Today, I was to have remembered Biola and another departed dear friend of mine, Ghanaian-born Charlotte Dadah, a vocalist of the Uhuru Highlife Band of Ghana in the 1960s. But I have to shelve writing about them and continuing with the Yoruba/Benin ancestry dispute series to pay tribute to the only surviving of the five wives of my dad who passed on in 1972 at 67, Mrs. Felicia Ajayi Adedipe and Port Harcourt-based High Chief C. Briggs, who were 90 on Sunday, April 10 and last Saturday respectively.

Rivers State –born Pa Briggs was a staff of the Post and Telegraph (P&T), who lived in my father’s house at 21, Egbatedo Street in Osogbo in the 1950s. got to know through a series I wrote on my dad in 2011 that I was the son of his former landlord and called me to say how nice my old man and his first wife were to him and his spouse. He said for the one year his family lived in Osogbo before joining him in Lagos, where he was transferred, that papa did not take any rent from him.

Since then, he has kept in touch with me, while I too call him especially on the occasion of his birthday.

He is the oldest of the four octogenarians who read my column and phone me once in a while. The others are late Pa John Ojidoh, a member of the Nigerian Football Association Board, who died in 2014 in his mid-80s, Pa Benjamin Okolo, a one-time Director of Programmes at the Federal Radio Corporation of Nigeria, who is now 89 and Pa Joseph Abiodun Ibiyemi, a Certified and Chartered Accountant and Chartered Secretary and a retired officer at the Federal Audit Department and later Akintola Williams and Co, both in Lagos, who was 87, twenty-one days ago, on March 31.

What is common with Mrs.

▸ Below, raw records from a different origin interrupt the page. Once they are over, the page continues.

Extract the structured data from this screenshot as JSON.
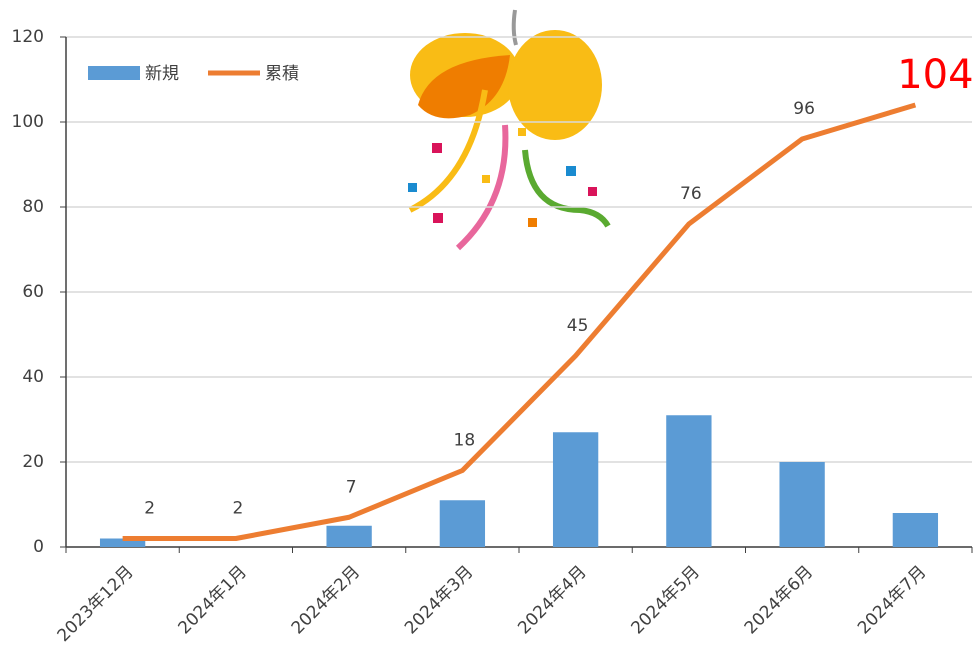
{
  "chart_data": {
    "type": "combo",
    "categories": [
      "2023年12月",
      "2024年1月",
      "2024年2月",
      "2024年3月",
      "2024年4月",
      "2024年5月",
      "2024年6月",
      "2024年7月"
    ],
    "series": [
      {
        "name": "新規",
        "type": "bar",
        "color": "#5b9bd5",
        "values": [
          2,
          0,
          5,
          11,
          27,
          31,
          20,
          8
        ]
      },
      {
        "name": "累積",
        "type": "line",
        "color": "#ed7d31",
        "values": [
          2,
          2,
          7,
          18,
          45,
          76,
          96,
          104
        ]
      }
    ],
    "ylim": [
      0,
      120
    ],
    "yticks": [
      0,
      20,
      40,
      60,
      80,
      100,
      120
    ],
    "grid": true,
    "legend": "upper left"
  }
}
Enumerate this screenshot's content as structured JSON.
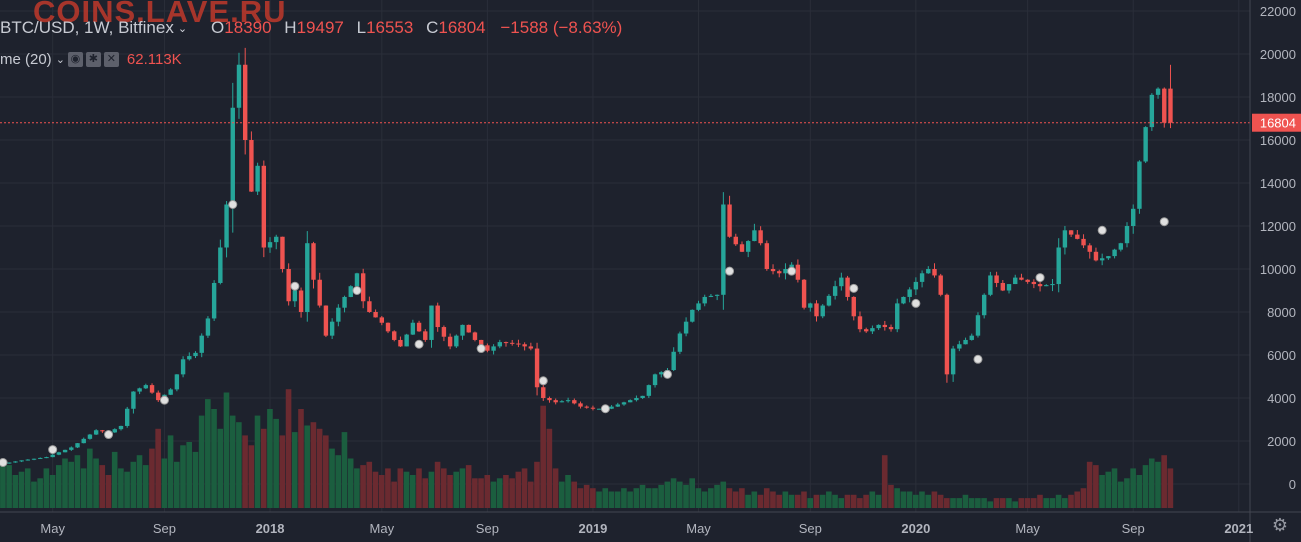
{
  "watermark": "COINS.LAVE.RU",
  "legend": {
    "symbol": "BTC/USD, 1W, Bitfinex",
    "o_label": "O",
    "o_value": "18390",
    "h_label": "H",
    "h_value": "19497",
    "l_label": "L",
    "l_value": "16553",
    "c_label": "C",
    "c_value": "16804",
    "change": "−1588 (−8.63%)"
  },
  "volume_legend": {
    "label": "me (20)",
    "value": "62.113K"
  },
  "colors": {
    "bg": "#1e222d",
    "up": "#26a69a",
    "down": "#ef5350",
    "grid": "#2a2e39",
    "text": "#b2b5be",
    "up_vol": "#1b5e3f",
    "down_vol": "#6b2a30"
  },
  "chart_data": {
    "type": "candlestick",
    "ylim": [
      -2000,
      22000
    ],
    "y_ticks": [
      "22000",
      "20000",
      "18000",
      "16000",
      "14000",
      "12000",
      "10000",
      "8000",
      "6000",
      "4000",
      "2000",
      "0"
    ],
    "x_ticks": [
      "May",
      "Sep",
      "2018",
      "May",
      "Sep",
      "2019",
      "May",
      "Sep",
      "2020",
      "May",
      "Sep",
      "2021"
    ],
    "last_price": "16804",
    "ma_points": [
      [
        0,
        1000
      ],
      [
        8,
        1600
      ],
      [
        17,
        2300
      ],
      [
        26,
        3900
      ],
      [
        37,
        13000
      ],
      [
        47,
        9200
      ],
      [
        57,
        9000
      ],
      [
        67,
        6500
      ],
      [
        77,
        6300
      ],
      [
        87,
        4800
      ],
      [
        97,
        3500
      ],
      [
        107,
        5100
      ],
      [
        117,
        9900
      ],
      [
        127,
        9900
      ],
      [
        137,
        9100
      ],
      [
        147,
        8400
      ],
      [
        157,
        5800
      ],
      [
        167,
        9600
      ],
      [
        177,
        11800
      ],
      [
        187,
        12200
      ]
    ],
    "price_path": [
      [
        0,
        900
      ],
      [
        4,
        1100
      ],
      [
        8,
        1250
      ],
      [
        12,
        1700
      ],
      [
        16,
        2500
      ],
      [
        18,
        2400
      ],
      [
        20,
        2700
      ],
      [
        22,
        4300
      ],
      [
        24,
        4600
      ],
      [
        26,
        3900
      ],
      [
        28,
        4400
      ],
      [
        30,
        5800
      ],
      [
        32,
        6100
      ],
      [
        34,
        7700
      ],
      [
        36,
        11000
      ],
      [
        37,
        13000
      ],
      [
        38,
        17500
      ],
      [
        39,
        19500
      ],
      [
        40,
        16000
      ],
      [
        41,
        13600
      ],
      [
        42,
        14800
      ],
      [
        43,
        11000
      ],
      [
        45,
        11500
      ],
      [
        46,
        10000
      ],
      [
        47,
        8500
      ],
      [
        48,
        9000
      ],
      [
        49,
        8000
      ],
      [
        50,
        11200
      ],
      [
        51,
        9500
      ],
      [
        52,
        8300
      ],
      [
        53,
        6900
      ],
      [
        55,
        8200
      ],
      [
        57,
        9200
      ],
      [
        58,
        9800
      ],
      [
        59,
        8500
      ],
      [
        60,
        8000
      ],
      [
        62,
        7500
      ],
      [
        64,
        6700
      ],
      [
        65,
        6400
      ],
      [
        67,
        7500
      ],
      [
        69,
        6700
      ],
      [
        70,
        8300
      ],
      [
        71,
        7300
      ],
      [
        73,
        6400
      ],
      [
        75,
        7400
      ],
      [
        77,
        6700
      ],
      [
        79,
        6200
      ],
      [
        81,
        6600
      ],
      [
        84,
        6500
      ],
      [
        86,
        6300
      ],
      [
        87,
        4500
      ],
      [
        88,
        4000
      ],
      [
        90,
        3800
      ],
      [
        92,
        3900
      ],
      [
        94,
        3600
      ],
      [
        96,
        3500
      ],
      [
        98,
        3500
      ],
      [
        100,
        3700
      ],
      [
        102,
        3900
      ],
      [
        104,
        4100
      ],
      [
        106,
        5100
      ],
      [
        108,
        5300
      ],
      [
        110,
        7000
      ],
      [
        112,
        8100
      ],
      [
        114,
        8700
      ],
      [
        116,
        8800
      ],
      [
        117,
        13000
      ],
      [
        118,
        11500
      ],
      [
        120,
        10800
      ],
      [
        122,
        11800
      ],
      [
        123,
        11200
      ],
      [
        124,
        10000
      ],
      [
        126,
        9800
      ],
      [
        128,
        10200
      ],
      [
        129,
        9500
      ],
      [
        130,
        8200
      ],
      [
        131,
        8400
      ],
      [
        132,
        7800
      ],
      [
        133,
        8300
      ],
      [
        135,
        9200
      ],
      [
        136,
        9600
      ],
      [
        137,
        8700
      ],
      [
        138,
        7800
      ],
      [
        139,
        7200
      ],
      [
        140,
        7100
      ],
      [
        142,
        7400
      ],
      [
        144,
        7200
      ],
      [
        145,
        8400
      ],
      [
        146,
        8700
      ],
      [
        148,
        9400
      ],
      [
        149,
        9800
      ],
      [
        150,
        10000
      ],
      [
        151,
        9700
      ],
      [
        152,
        8800
      ],
      [
        153,
        5100
      ],
      [
        154,
        6300
      ],
      [
        155,
        6500
      ],
      [
        157,
        6900
      ],
      [
        159,
        8800
      ],
      [
        160,
        9700
      ],
      [
        162,
        9000
      ],
      [
        164,
        9600
      ],
      [
        166,
        9400
      ],
      [
        168,
        9200
      ],
      [
        170,
        9300
      ],
      [
        171,
        11000
      ],
      [
        172,
        11800
      ],
      [
        173,
        11600
      ],
      [
        174,
        11400
      ],
      [
        176,
        10800
      ],
      [
        177,
        10400
      ],
      [
        179,
        10600
      ],
      [
        181,
        11200
      ],
      [
        183,
        12800
      ],
      [
        184,
        15000
      ],
      [
        185,
        16600
      ],
      [
        186,
        18100
      ],
      [
        187,
        18390
      ],
      [
        188,
        16804
      ]
    ],
    "volume_values": [
      14,
      13,
      10,
      11,
      12,
      8,
      9,
      12,
      10,
      13,
      15,
      14,
      16,
      12,
      18,
      15,
      13,
      10,
      17,
      12,
      11,
      14,
      16,
      13,
      18,
      24,
      15,
      22,
      14,
      19,
      20,
      17,
      28,
      33,
      30,
      24,
      35,
      28,
      26,
      22,
      19,
      28,
      24,
      30,
      27,
      22,
      36,
      23,
      30,
      25,
      26,
      24,
      22,
      18,
      16,
      23,
      15,
      12,
      13,
      14,
      11,
      10,
      12,
      8,
      12,
      11,
      10,
      12,
      9,
      11,
      14,
      12,
      10,
      11,
      12,
      13,
      9,
      9,
      10,
      8,
      9,
      10,
      9,
      11,
      12,
      8,
      14,
      31,
      24,
      12,
      8,
      10,
      8,
      6,
      7,
      6,
      5,
      6,
      5,
      5,
      6,
      5,
      6,
      7,
      6,
      6,
      7,
      8,
      9,
      8,
      7,
      9,
      6,
      5,
      6,
      7,
      8,
      6,
      5,
      6,
      4,
      5,
      4,
      6,
      5,
      4,
      5,
      4,
      4,
      5,
      3,
      4,
      4,
      5,
      4,
      3,
      4,
      4,
      3,
      4,
      5,
      4,
      16,
      7,
      6,
      5,
      5,
      4,
      5,
      4,
      5,
      4,
      3,
      3,
      3,
      4,
      3,
      3,
      3,
      2,
      3,
      3,
      3,
      2,
      3,
      3,
      3,
      4,
      3,
      3,
      4,
      3,
      4,
      5,
      6
    ]
  }
}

Adedipe and Messrs Briggs, Okolo and Ibiyemi is their agility, sharp memory, good health, bright sight and clear voice in spite of their very advanced ages. At 89-and-a-half years, my dad’s wife not only travelled from Lagos to Akure, six months ago for the funereal of my mum, who joined the saints triumphant in August at 101, but also danced briefly during the reception. It is my prayer that the four of them will live to the age of 100 in sound condition and without losing their sights, limbs, children, grandchildren and great grandchildren.